A journal on cultural, social, and philosophical topics by Oswald Sobrino, J.D., M.A. (Econ.), M.A. (Theol.), a graduate student in Latin at the University of Florida. © 2002-13 Oswald Sobrino. U.S.A.

Friday, July 13, 2007

From the First Eight Centuries of the Catholic Church

I get a lot of questions about the Catholic Charismatic Renewal. I welcome them and pray that I who am still learning may be more help than hindrance. I also pray that the Holy Spirit may continue to give me the joy and humility to make my responses winsome rather than polemical. One book that is of help to me gives the patristic (fancy word for the Church Fathers) evidence from the first eight centuries of the Catholic Church for the role of the charisms (gifts) of the Holy Spirit in the Church's sacraments of initiation (Baptism, Confirmation, Eucharist). I am currently reading the book and have just finished the section on Tertullian (c. 160- c. 225). The Pope recently spoke about him at his Wednesday general audience; look in the category "Church Fathers" in the side margin for the Pope's recent remarks. Now, the first thing to make clear preemptively about Tertullian is that later in life he separated from the Catholic Church (although some dispute how formal a separation it was). Nevertheless, he was and remains a great and pioneering Catholic theologian during his Catholic period, which some think lasted until about 206 or 208 A.D. Tertullian wrote in Latin; he coined the term "trinitas" for the Trinity. So you can see that he is a seminal figure in Catholicism. Otherwise, the Pope would not have bothered to talk about him at length at his Wednesday general audience in Rome.
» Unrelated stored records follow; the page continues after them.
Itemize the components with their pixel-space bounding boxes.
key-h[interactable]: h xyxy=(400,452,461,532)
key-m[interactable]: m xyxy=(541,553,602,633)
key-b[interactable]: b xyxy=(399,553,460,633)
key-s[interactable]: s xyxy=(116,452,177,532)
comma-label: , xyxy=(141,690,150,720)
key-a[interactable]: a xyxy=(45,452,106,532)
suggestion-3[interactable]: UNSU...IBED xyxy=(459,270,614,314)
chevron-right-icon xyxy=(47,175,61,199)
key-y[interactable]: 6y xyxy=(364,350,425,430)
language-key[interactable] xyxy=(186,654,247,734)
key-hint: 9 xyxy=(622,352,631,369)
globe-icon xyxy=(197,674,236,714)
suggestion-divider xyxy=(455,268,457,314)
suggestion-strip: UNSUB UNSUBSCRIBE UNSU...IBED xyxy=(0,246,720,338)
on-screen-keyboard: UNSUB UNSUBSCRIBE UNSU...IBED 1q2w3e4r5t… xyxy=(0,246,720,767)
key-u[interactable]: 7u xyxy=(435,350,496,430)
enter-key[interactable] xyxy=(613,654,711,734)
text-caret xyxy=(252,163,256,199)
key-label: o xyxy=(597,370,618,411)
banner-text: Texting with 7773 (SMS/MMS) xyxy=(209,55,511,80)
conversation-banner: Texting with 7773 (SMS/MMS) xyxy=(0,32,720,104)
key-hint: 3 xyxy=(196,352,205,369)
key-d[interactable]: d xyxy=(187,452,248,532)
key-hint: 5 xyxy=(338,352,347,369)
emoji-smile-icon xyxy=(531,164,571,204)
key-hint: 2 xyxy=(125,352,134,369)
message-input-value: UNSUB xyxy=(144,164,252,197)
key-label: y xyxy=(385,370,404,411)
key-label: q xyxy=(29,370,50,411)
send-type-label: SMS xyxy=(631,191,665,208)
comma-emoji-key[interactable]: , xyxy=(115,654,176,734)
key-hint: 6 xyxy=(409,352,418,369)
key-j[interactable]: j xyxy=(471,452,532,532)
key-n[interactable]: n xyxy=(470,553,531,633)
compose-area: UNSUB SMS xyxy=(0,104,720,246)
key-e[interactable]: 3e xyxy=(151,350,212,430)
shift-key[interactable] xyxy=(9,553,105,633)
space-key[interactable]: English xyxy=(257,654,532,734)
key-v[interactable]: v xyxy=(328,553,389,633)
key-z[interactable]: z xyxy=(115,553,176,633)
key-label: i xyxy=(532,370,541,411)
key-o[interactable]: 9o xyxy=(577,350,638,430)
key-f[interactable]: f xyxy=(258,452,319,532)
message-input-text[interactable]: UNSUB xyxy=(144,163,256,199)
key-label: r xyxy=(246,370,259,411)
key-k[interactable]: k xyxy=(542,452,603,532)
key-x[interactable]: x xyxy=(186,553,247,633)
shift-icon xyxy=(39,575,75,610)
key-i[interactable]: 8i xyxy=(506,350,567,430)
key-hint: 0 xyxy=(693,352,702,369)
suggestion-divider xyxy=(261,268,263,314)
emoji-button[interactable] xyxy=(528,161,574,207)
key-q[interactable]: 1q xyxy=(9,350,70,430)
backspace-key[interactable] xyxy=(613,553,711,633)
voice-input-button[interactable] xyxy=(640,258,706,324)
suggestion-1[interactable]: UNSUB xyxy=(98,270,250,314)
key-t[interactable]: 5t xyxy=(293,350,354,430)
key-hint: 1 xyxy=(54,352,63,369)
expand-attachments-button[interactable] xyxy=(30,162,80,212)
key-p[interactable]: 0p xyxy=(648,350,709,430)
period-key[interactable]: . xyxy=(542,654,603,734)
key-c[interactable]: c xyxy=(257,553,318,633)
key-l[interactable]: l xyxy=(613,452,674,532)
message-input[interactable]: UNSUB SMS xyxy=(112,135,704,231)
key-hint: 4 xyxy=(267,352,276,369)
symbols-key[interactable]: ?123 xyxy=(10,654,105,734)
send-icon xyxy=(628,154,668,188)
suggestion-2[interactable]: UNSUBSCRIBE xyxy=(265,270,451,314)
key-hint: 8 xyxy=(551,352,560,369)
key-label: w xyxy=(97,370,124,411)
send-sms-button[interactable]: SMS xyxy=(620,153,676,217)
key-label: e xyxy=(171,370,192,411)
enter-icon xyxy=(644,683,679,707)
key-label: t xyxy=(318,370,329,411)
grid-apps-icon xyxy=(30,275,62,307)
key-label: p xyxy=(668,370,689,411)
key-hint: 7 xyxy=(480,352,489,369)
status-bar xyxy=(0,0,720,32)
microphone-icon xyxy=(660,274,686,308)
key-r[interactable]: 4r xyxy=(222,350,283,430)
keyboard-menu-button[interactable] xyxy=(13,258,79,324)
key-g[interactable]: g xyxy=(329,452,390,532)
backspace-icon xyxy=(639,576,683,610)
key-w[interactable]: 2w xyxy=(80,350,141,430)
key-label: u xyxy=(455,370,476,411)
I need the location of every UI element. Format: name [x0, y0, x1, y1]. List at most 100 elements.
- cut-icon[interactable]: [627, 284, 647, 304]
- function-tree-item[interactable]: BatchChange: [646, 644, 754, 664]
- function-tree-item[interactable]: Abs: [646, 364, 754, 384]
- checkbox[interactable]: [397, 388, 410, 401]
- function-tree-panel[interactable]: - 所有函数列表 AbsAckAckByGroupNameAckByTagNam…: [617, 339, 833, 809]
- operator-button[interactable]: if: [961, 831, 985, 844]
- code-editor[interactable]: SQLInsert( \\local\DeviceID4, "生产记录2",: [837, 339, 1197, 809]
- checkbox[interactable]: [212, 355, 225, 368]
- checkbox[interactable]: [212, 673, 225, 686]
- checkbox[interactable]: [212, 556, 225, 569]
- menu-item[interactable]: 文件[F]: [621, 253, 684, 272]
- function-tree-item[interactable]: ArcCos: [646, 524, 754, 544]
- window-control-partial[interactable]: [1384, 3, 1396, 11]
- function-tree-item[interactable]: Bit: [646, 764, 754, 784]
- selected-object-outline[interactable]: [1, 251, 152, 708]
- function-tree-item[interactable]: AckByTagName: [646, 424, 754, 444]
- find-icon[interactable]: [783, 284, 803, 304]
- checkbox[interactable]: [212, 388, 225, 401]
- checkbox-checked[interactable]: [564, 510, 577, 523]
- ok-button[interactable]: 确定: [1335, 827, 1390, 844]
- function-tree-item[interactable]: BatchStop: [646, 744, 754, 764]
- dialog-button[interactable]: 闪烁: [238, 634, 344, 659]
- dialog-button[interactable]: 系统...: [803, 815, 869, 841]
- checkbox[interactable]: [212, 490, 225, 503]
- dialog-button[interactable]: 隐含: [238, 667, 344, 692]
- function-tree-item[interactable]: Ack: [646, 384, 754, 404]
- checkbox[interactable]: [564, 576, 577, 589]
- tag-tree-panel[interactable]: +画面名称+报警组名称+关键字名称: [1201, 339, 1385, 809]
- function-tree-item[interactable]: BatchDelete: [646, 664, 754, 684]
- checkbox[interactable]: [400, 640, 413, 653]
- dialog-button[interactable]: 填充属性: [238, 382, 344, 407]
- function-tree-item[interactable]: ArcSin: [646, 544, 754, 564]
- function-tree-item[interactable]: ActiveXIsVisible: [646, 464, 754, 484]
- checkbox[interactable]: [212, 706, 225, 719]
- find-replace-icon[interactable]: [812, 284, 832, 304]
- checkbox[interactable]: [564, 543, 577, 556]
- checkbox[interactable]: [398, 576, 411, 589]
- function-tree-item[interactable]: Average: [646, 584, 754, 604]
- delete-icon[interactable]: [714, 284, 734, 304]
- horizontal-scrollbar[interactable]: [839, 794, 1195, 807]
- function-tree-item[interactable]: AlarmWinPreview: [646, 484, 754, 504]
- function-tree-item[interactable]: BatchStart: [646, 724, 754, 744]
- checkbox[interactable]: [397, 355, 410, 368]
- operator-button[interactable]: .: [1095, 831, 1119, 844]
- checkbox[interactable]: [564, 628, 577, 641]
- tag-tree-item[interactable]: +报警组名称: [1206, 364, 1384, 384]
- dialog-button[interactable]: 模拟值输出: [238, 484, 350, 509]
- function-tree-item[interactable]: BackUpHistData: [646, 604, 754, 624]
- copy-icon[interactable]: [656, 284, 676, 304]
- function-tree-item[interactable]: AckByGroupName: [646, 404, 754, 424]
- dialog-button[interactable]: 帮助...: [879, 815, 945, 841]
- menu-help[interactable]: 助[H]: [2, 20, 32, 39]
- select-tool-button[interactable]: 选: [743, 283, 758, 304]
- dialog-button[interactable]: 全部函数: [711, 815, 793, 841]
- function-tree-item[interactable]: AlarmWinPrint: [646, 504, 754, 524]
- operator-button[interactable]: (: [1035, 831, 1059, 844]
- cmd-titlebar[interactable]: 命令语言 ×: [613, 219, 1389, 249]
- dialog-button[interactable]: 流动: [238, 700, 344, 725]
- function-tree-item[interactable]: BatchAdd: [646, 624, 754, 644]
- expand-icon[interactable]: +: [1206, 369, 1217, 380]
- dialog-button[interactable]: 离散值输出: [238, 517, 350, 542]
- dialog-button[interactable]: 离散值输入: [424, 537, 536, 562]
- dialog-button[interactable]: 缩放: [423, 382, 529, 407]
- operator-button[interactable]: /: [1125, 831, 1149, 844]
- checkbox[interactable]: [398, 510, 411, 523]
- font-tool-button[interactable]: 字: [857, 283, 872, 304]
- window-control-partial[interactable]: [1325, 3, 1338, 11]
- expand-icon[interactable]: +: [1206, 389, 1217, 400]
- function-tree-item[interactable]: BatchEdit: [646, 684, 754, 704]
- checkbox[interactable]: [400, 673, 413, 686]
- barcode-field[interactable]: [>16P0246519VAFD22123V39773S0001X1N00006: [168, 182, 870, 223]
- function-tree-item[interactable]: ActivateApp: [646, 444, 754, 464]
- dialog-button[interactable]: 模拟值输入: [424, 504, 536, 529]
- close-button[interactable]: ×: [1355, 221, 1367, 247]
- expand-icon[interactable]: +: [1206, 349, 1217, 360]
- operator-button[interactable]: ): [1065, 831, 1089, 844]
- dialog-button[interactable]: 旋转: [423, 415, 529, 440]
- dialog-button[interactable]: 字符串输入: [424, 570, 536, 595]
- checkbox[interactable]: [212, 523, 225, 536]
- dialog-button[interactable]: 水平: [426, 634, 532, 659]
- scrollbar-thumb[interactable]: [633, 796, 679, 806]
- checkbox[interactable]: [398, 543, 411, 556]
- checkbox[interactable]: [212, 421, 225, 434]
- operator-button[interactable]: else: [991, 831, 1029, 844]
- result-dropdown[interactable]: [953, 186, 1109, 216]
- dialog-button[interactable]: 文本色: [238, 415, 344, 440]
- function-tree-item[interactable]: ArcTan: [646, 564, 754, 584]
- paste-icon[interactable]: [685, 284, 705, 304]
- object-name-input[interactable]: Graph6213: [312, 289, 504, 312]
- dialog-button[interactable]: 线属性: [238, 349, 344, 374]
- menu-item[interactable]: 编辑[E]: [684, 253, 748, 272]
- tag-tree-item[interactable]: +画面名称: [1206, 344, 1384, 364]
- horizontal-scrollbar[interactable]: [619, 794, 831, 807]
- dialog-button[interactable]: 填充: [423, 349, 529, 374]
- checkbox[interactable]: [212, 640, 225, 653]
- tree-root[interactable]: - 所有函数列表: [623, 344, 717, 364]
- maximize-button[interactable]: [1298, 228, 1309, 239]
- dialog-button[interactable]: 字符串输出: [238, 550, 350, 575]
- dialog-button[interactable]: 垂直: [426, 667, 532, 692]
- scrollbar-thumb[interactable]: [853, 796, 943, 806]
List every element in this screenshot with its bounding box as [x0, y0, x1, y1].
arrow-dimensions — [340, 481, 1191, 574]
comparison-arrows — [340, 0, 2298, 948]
The book I am reading carefully and that I recommend highly is Christian Initiation and Baptism in the Holy Spirit by two Catholic priest-scholars, Fr. Kilian McDonnell and Fr. George T. Montague (by the way, the book is also recommended by Paul Josef Cardinal Cordes who works in the Vatican and who also wrote a fine book on the Renewal entitled Call to Holiness that is also available at Amazon.com). The book is now in its second revised edition, published in 1994 by The Liturgical Press in Collegeville, Minnesota. So far, I am very much impressed by the solid, sober scholarly style of the book. Latinists and patristic scholars will love the copious footnotes giving the Latin texts discussed. More ordinary readers need not fear: they will be able to understand the book with ease.

The book's treatment of Tertullian focuses on his treatise On Baptism written during Tertullian's unequivocal Catholic period, sometime during the years 190 to 200 A.D. (some sources give different dates). Tertullian was a North African Christian catechist and preserves the early Baptismal rite of the Church in that region, which also gave us St. Cyprian of Carthage and, much later, St. Augustine of Hippo. Here is an excerpt of an exhortation to newly baptized adults:

Therefore, you blessed ones, for whom the grace of God is waiting, when you come up from the most sacred bath of the new birth, when you spread out your hands for the first time in your mother's house with your brethren, ask your Father, ask your Lord, for the special gift of his inheritance, the distributed charisms, which form an additional underlying feature [of baptism]. Ask, he says, and you shall receive. In fact, you have sought, and you have found: you have knocked, and it has been opened to you.

Tertullian, On Baptism, quoted at McDonnell et al., p. 108, and also found at Sources Chrétiennes, 35:96 (emphasis added by me).

The thesis of the authors of this scholarly but understandable book is that here we have early Catholics praying to receive the charisms or gifts of the Holy Spirit as newly baptized converts. That prayer to receive or release those gifts is the heart of the Catholic Charismatic Renewal. Vatican II was motivated by a desire to return to the early sources of our Catholic faith, especially in the patristic era. In fact, the famous French term for that return to the sources is "ressourcement." The post-Vatican II Catholic Charismatic Renewal is but one expression of that "ressourcement" or return to the sources of our Catholic faith.

This short post is but a brief, initial taste of this scholarly book. I hope, Lord willing, to write more as I read on in the book; but, given the questions I get, I wanted to introduce this source. I always encourage my readers to read and read and read quality books so that they can think for themselves and decide for themselves in true, informed freedom. (Here is the Amazon.com link to the book, along with three customer reviews.) In my opinion, this book is one of those quality books. And, of course, don't limit yourselves, by any means, to the books that I recommend. Seek out the recommendations of others who are, in what I call, the "papal mainstream," that is, those who enthusiastically embrace the teachings and leadership of, especially, our great recent Popes: Paul VI, John Paul the Great, and Benedict XVI. Notice that by "mainstream" I do not mean the "mainstream" of American culture or the "mainstream" of what is necessarily taught in many parishes. I emphatically mean only the Catholic mainstream whose content is what the Popes as our universal pastors teach, embrace, and encourage for us all as Catholics.